If You Want Purpose You have to Make it Your Own

This extreme example is to bring some perspective to the struggles we often have at our workplace. I have no intention of minimizing the tremendously negative impact of a toxic work environment or the way a meaningless task can de-humanize work for us. Rather, it is a call to action. It is your job to figure out your own purpose as opposed to simply grab a second-hand one. First, acknowledge the difference between your organization’s purpose and/or the purpose of your role (“action”) and your own existence (“being”). Second, develop a curiosity about what that means for you and go into self-reflection. Third, be patient. Even “aha” moments are usually the culmination of a process which can take a while. Fourth, there is no need to do this on your own. Involve friends and/or coaches because friends know you and coaches are trained to ask the right questions. It is rewarding work but it is work. 
Through individual or group sessions, a well-trained coach can provide the space for you to explore by asking questions and help you develop insights to make sense of your quest.

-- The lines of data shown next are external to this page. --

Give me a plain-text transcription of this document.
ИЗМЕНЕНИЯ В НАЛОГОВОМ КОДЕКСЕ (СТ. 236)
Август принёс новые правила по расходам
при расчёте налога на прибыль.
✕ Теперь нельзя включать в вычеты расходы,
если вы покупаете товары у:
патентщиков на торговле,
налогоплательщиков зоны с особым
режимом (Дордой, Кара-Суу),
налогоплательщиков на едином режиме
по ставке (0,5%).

It will be the journey of your own search for meaning. 
The reward is something you can take into any organization or circumstances. Personally, I view my purpose as “to be” a teacher in the broadest sense. I “do” this literally with my students at college. However, I aim to not teaching people how to think. My mission is to try and make people curious about what to think about. No matter where I am, I can decide “to be” such a teacher. At my job, in my family or church, among my friends.